- Full name: Brandy K. Johnson-Scharpf
- Born: April 30, 1973 (age 53) Tallahassee, Florida, U.S.

Gymnastics career
- Discipline: Women's artistic gymnastics
- Country represented: United States
- Medal record
World Championships
| Silver medal – second place | 1989 Stuttgart | Vault |

= Brandy Johnson =

American gymnast (born 1973)

Brandy K. Johnson-Scharpf (born April 30, 1973, in Tallahassee, Florida) is a retired American gymnast, gymnastics judge, stuntwoman and gymnastics coach. She owns Brandy Johnson's Global Gymnastics in Clermont, Florida.

==Gymnastics career==
Johnson began gymnastics at age 6; her doctors recommended it to her parents to strengthen her core muscles after she had surgery.

A member of Brown's Gymnastics club in Orlando, Florida, Johnson made an impressive debut in high-level competition, winning the all-around, vault, floor exercise and balance beam titles at the 1986 Junior Olympics National Championships. The following year, in her first US National Championships, Johnson won the all-around gold medal in the junior division. She also received her first international assignment, the Chunichi Cup in Japan, where she achieved a twelfth-place finish.

During the buildup to the 1988 Olympics, after she won bronze at the 1988 American Cup, Johnson moved to Houston, Texas, to be coached by Marta and Béla Károlyi. She placed sixth at the 1988 US Nationals and fourth at the Olympic Trials, securing a berth on the US team for the 1988 Olympics in Seoul. At the Olympics, Johnson's tenth-place all-around finish was the highest for an American gymnast in the meet. She qualified for an event final on the vault, for which she placed fifth, and she was the alternate for the uneven bars final. Johnson said she was proud of her uneven bars score as she had historically struggled on the event. She, Kelly Garrison-Steves, and Phoebe Mills were the only U.S. women to qualify for an individual event final.

Johnson opted to continue competing in 1989, returning to Brown's. It was a successful year for her, as she nearly swept the US National Championships, winning the all-around title and every event final, with the sole exception of uneven bars. She also achieved outstanding results as a member of the fourth-place US team at the 1989 World Artistic Gymnastics Championships, coming in second on the vault and seventh in the all-around. Her AA placement was, at the time, the highest ever achieved by an American woman at Worlds. Her silver medal was the only one for an American gymnast in the competition. For her contributions to gymnastics in 1989, Johnson was nominated for the James E. Sullivan Award.

Johnson competed well in 1990, placing third in the all-around and winning vault and floor gold at the US Nationals and winning the Olympic Festival AA. She placed 5th AA in the 1990 World cup and was an event finalist on bars, beam, and floor. However, it also marked her last year of elite competition.

Johnson did not qualify for the 1990 Goodwill Games, and refused when USGF asked her to attend as an alternate.

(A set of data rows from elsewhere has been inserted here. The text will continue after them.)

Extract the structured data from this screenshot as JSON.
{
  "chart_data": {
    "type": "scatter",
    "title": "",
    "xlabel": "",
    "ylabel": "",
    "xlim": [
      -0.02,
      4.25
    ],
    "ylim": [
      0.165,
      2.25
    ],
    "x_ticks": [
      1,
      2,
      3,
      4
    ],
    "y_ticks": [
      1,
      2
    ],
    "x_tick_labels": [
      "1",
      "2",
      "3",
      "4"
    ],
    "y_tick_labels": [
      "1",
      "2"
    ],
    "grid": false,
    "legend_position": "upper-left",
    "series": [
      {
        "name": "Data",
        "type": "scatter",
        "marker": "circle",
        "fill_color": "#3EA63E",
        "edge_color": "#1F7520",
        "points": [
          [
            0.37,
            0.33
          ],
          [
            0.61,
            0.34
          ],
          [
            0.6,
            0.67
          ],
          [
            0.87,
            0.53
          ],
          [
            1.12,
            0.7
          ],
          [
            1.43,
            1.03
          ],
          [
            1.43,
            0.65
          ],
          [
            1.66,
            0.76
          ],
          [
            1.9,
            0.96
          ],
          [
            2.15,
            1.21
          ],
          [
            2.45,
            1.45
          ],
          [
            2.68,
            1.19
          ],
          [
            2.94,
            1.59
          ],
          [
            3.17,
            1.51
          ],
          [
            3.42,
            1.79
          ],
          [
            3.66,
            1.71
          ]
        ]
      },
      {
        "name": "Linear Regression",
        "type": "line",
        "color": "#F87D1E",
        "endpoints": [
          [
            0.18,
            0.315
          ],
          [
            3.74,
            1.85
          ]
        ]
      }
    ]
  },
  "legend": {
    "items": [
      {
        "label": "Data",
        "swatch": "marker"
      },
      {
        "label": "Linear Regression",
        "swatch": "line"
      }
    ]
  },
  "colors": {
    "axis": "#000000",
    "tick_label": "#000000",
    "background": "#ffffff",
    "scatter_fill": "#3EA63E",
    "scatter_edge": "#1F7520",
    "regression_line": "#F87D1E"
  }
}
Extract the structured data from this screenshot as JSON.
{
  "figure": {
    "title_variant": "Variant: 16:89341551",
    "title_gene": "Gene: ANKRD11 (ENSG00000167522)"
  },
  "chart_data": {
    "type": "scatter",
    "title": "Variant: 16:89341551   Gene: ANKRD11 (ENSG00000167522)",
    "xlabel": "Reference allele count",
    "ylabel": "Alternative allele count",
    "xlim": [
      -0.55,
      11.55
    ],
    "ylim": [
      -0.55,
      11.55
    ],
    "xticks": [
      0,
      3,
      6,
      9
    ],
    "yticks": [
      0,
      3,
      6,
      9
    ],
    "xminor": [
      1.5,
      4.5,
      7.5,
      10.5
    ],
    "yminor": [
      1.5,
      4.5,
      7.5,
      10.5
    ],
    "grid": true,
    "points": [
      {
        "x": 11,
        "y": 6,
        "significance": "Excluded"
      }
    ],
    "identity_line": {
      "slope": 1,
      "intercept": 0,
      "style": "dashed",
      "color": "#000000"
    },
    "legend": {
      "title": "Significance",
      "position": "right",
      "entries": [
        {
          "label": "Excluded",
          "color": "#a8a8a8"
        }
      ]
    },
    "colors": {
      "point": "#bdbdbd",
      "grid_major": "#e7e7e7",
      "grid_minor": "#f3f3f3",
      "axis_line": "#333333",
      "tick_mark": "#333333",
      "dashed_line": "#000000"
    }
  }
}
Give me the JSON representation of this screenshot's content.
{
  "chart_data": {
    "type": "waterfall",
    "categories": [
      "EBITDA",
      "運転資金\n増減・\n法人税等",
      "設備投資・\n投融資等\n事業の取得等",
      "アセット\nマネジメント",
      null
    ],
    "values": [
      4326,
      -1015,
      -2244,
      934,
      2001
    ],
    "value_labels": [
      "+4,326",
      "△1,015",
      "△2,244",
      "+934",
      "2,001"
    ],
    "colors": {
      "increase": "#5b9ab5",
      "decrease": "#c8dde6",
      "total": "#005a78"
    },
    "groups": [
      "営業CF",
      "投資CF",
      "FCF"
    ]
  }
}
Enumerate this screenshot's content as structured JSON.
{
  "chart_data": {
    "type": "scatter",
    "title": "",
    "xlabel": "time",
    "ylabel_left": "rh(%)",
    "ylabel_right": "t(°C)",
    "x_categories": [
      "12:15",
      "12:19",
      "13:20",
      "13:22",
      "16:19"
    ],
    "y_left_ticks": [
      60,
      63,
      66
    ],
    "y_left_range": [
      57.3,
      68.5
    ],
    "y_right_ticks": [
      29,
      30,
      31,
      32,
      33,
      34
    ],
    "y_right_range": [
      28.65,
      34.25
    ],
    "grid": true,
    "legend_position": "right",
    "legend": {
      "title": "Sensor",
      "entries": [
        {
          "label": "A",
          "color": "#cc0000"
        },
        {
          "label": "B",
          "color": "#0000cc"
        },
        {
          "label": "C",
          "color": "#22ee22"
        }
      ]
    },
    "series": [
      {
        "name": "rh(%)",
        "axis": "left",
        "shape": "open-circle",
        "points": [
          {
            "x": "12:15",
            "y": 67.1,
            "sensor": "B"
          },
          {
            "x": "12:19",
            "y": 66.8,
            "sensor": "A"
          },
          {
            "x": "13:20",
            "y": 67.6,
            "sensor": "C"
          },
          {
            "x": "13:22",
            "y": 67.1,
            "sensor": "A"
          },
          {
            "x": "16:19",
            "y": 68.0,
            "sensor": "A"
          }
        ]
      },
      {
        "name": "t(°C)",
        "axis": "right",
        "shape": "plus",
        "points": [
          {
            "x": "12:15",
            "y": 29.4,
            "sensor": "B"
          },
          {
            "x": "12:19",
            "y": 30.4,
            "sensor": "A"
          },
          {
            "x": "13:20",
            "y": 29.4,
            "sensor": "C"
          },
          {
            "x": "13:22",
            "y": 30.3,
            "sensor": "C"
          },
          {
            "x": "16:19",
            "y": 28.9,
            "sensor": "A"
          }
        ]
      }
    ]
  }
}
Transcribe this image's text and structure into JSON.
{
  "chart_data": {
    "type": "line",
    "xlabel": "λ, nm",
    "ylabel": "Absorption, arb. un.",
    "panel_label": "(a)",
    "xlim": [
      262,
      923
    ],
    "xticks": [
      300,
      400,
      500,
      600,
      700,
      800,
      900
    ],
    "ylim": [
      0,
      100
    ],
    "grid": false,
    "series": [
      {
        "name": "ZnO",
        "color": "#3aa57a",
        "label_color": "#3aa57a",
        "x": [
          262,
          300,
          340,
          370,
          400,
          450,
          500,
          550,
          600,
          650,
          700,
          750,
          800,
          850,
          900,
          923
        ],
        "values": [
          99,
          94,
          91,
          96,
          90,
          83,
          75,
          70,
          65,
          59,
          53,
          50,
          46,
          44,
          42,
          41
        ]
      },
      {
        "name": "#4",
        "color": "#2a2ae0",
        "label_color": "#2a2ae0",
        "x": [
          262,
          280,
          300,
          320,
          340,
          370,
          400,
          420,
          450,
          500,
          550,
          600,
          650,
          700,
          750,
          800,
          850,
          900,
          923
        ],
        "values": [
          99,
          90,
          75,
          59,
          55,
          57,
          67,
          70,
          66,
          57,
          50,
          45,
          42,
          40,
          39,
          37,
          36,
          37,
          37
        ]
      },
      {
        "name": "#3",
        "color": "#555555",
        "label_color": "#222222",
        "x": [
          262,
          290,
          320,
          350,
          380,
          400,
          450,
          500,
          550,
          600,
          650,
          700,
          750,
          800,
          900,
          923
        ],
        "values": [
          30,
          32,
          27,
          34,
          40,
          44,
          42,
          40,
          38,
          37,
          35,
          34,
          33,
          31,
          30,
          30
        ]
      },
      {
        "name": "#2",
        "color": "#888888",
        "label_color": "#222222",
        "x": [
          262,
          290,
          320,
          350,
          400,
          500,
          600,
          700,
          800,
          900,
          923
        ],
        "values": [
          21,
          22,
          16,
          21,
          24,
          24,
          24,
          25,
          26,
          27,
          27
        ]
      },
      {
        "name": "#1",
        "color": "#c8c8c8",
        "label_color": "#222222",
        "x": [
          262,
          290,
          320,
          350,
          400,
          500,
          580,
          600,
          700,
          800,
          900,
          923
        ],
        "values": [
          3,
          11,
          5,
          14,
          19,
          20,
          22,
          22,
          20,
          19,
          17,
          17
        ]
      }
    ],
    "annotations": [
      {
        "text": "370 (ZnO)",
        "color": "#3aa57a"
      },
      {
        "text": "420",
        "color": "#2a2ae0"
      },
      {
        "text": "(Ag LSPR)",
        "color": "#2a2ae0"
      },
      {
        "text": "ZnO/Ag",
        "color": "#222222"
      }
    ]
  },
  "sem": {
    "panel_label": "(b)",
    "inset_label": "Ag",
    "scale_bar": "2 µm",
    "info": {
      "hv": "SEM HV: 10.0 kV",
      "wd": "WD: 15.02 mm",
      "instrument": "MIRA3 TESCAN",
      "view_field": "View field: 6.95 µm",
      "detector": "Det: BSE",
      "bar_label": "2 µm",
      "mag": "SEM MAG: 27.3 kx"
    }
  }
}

When Erica Stokes was unable to compete after sustaining an injury, the USGF asked Johnson to replace her. Johnson refused a second time because she was about to have surgery to remove a screw in one of her toes from a prior injury. The USGF has said that Johnson accused her former coach Bela Károlyi of concealing Stokes' injury to keep Johnson out of the competition.

==Post-gymnastics career==
After retiring from elite gymnastics in 1990, Johnson worked for several years as a stunt double in Hollywood movies, including Bean, the film adaptation of the British television comedy Mr. Bean. She is now married, has one child (her daughter Sydney, who also competes in gymnastics), and is the owner of Brandy Johnson's Global Gymnastics in Clermont, Florida. Johnson also remains involved in the sport as a judge. In 2000, she was inducted into the USA Gymnastics Hall of Fame.